Уолш, болезненно поморщившись, наклонился, взял пакет и сделал глоток воды.
– Каков он собой?
Джейн прижалась спиной к стенке. Она стыдливо присмирела и понимала, что именно таких чувств от нее ждет командир. Она вытерла липкие пальцы о штанину летного костюма и заметила, что ткань покрылась мелкими дырочками. На это обратил внимание Берген и обнаружил похожие дырочки на своем костюме.
Остальным было дано задание принести сменную одежду для всех. Но Джейн для себя твердо решила, что останется в летном костюме до тех пор, пока ее не будет мучить нестерпимая боль. Лучше получить ожог, чем сейчас раздеться до нижнего белья на глазах у Бергена и Уолша. Она и без того чувствовала себя ужасно уязвимой.

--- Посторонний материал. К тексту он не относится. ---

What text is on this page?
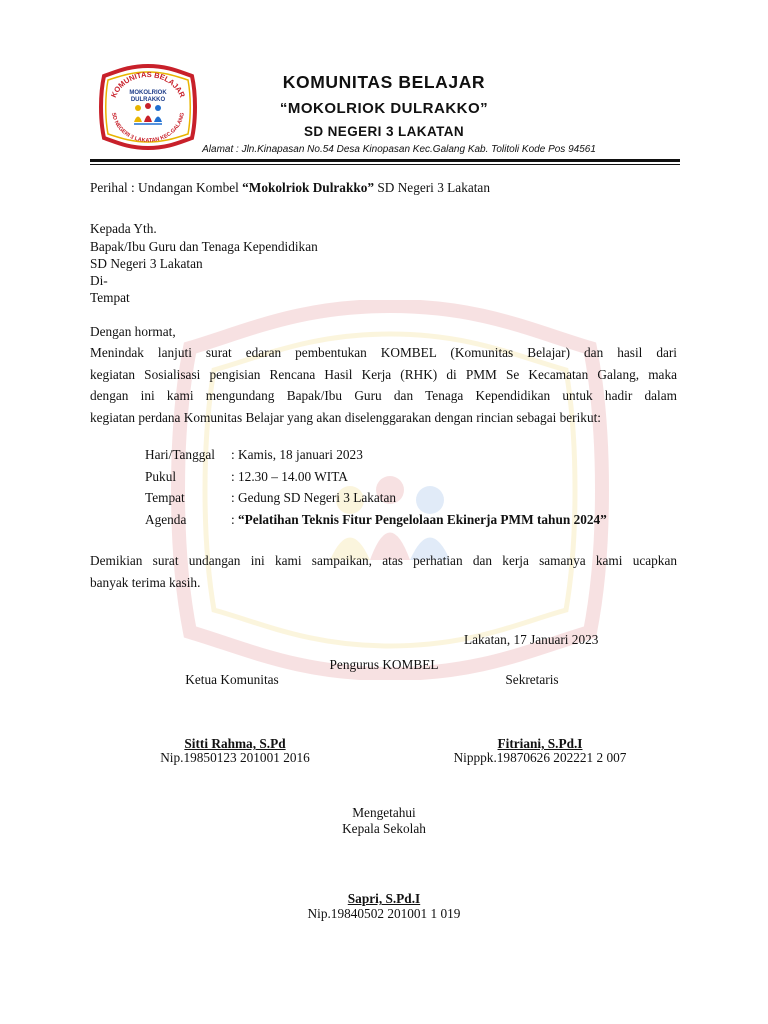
KOMUNITAS BELAJAR
SD NEGERI 3 LAKATAN KEC.GALANG
MOKOLRIOK
DULRAKKO
KOMUNITAS BELAJAR
“MOKOLRIOK DULRAKKO”
SD NEGERI 3 LAKATAN
Alamat : Jln.Kinapasan No.54 Desa Kinopasan Kec.Galang Kab. Tolitoli Kode Pos 94561
Perihal : Undangan Kombel “Mokolriok Dulrakko” SD Negeri 3 Lakatan
Kepada Yth.
Bapak/Ibu Guru dan Tenaga Kependidikan
SD Negeri 3 Lakatan
Di-
Tempat
Dengan hormat,
Menindak lanjuti surat edaran pembentukan KOMBEL (Komunitas Belajar) dan hasil dari
kegiatan Sosialisasi pengisian Rencana Hasil Kerja (RHK) di PMM Se Kecamatan Galang, maka
dengan ini kami mengundang Bapak/Ibu Guru dan Tenaga Kependidikan untuk hadir dalam
kegiatan perdana Komunitas Belajar yang akan diselenggarakan dengan rincian sebagai berikut:
Hari/Tanggal : Kamis, 18 januari 2023
Pukul	: 12.30 – 14.00 WITA
Tempat	: Gedung SD Negeri 3 Lakatan
Agenda	: “Pelatihan Teknis Fitur Pengelolaan Ekinerja PMM tahun 2024”
Demikian surat undangan ini kami sampaikan, atas perhatian dan kerja samanya kami ucapkan
banyak terima kasih.
Lakatan, 17 Januari 2023
Pengurus KOMBEL
Ketua Komunitas	Sekretaris
Sitti Rahma, S.Pd
Nip.19850123 201001 2016
Fitriani, S.Pd.I
Nipppk.19870626 202221 2 007
Mengetahui
Kepala Sekolah
Sapri, S.Pd.I
Nip.19840502 201001 1 019
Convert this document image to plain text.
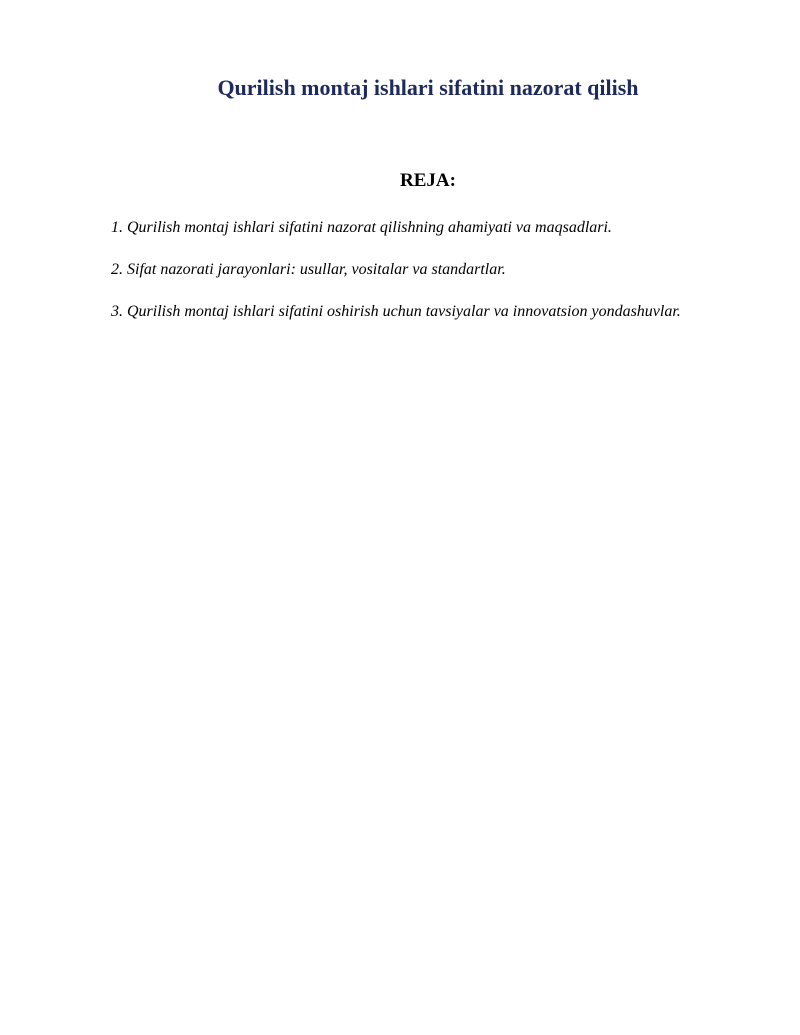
Qurilish montaj ishlari sifatini nazorat qilish
REJA:
1. Qurilish montaj ishlari sifatini nazorat qilishning ahamiyati va maqsadlari.
2. Sifat nazorati jarayonlari: usullar, vositalar va standartlar.
3. Qurilish montaj ishlari sifatini oshirish uchun tavsiyalar va innovatsion yondashuvlar.
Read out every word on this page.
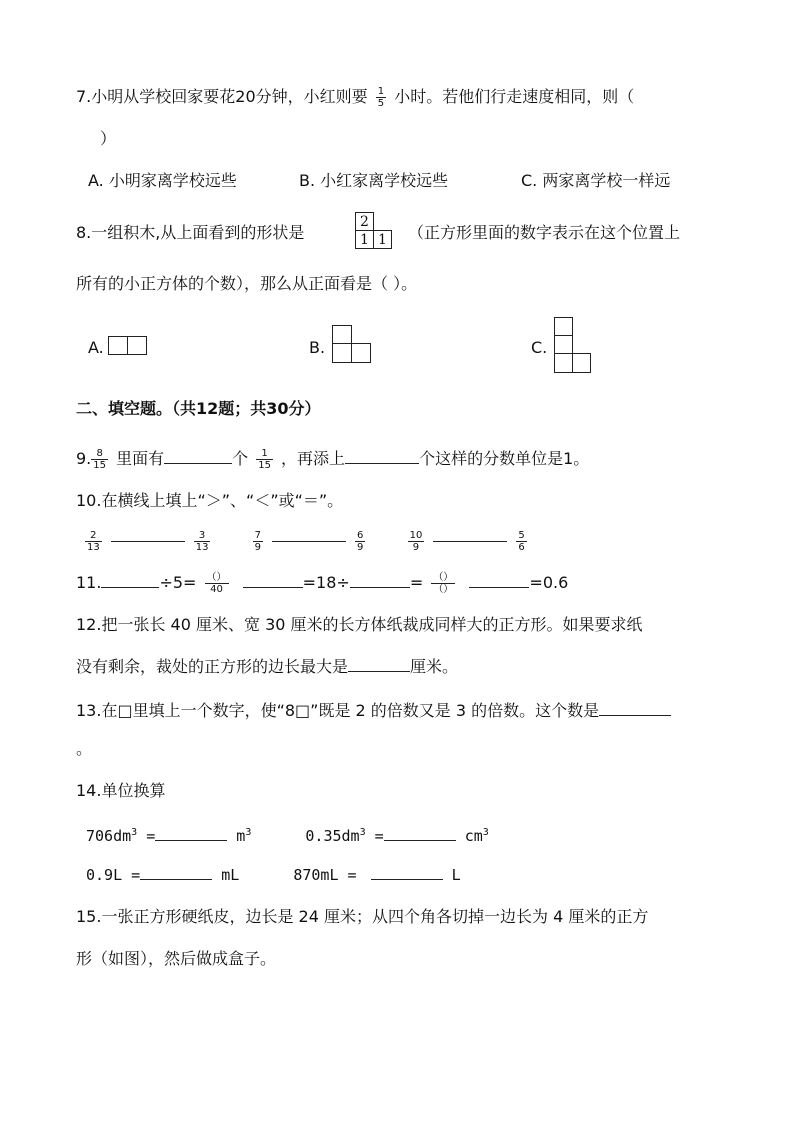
7.小明从学校回家要花20分钟，小红则要 $\frac{1}{5}$ 小时。若他们行走速度相同，则（
）
A. 小明家离学校远些	B. 小红家离学校远些	C. 两家离学校一样远
8.一组积木,从上面看到的形状是
2
1 1	（正方形里面的数字表示在这个位置上
所有的小正方体的个数），那么从正面看是（ ）。
A.	B.	C.
二、填空题。（共12题；共30分）
9. $\frac{8}{15}$ 里面有	个 $\frac{1}{15}$ ，再添上	个这样的分数单位是1。
10.在横线上填上“＞”、“＜”或“＝”。
$\frac{2}{13}$	$\frac{3}{13}$
	$\frac{7}{9}$	$\frac{6}{9}$
	$\frac{10}{9}$	$\frac{5}{6}$
11.	$\div 5= \frac{()}{40}$	=18÷	= $\frac{()}{()}$	=0.6
12.把一张长 40 厘米、宽 30 厘米的长方体纸裁成同样大的正方形。如果要求纸
没有剩余，裁处的正方形的边长最大是	厘米。
13.在□里填上一个数字，使“8□”既是 2 的倍数又是 3 的倍数。这个数是
。
14.单位换算
$706dm^3$ =	$m^3$	$0.35dm^3$ =	$cm^3$
0.9L =	mL	870mL =	L
15.一张正方形硬纸皮，边长是 24 厘米；从四个角各切掉一边长为 4 厘米的正方
形（如图），然后做成盒子。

Джейн продолжала свой рассказ более сдержанно:
– Большую часть времени он разговаривает довольно-таки заносчиво. Не любит отвечать на прямые вопросы. Какое-то время я думала, не является ли он на самом деле бортовым компьютером, но теперь так не считаю. Он не хотел, чтобы вы погибли. Компьютер ведь не стал бы так реагировать, правда?
Берген вздернул брови.
– Это зависит от программирования. Возможно, это искусственный интеллект.
Джейн нахмурилась.
– О. Искусственный интеллект? Но в его речи ощущались эмоции. А я… В самом деле?
Берген протянул руку и взял пакет с водой.
– Значит, здесь только он один? На таком здоровенном корабле больше никого нет?
– Он так говорит. У меня такое чувство, что все умерли давным-давно. В следующий раз я намерена задать ему массу вопросов.
– И вы это сделаете.
Четырьмя короткими словами Уолш сказал очень многое. Он явно ей не верил. Джейн удивилась тому, какую боль у нее вызвала реакция Уолша, хотя от него только такого и можно было ожидать.
Она постаралась придать лицу равнодушное выражение и опустила руки на колени. Ей так хотелось сделаться маленькой, не такой подозрительной или просто зажмуриться, чтобы скрыться от этого неотрывного взгляда. Уолш был опытен, профессионален, придирчив, скептичен, но еще он был справедлив. Со временем она его обязательно убедит, но что для этого потребуется – вот какая мысль ее мучила.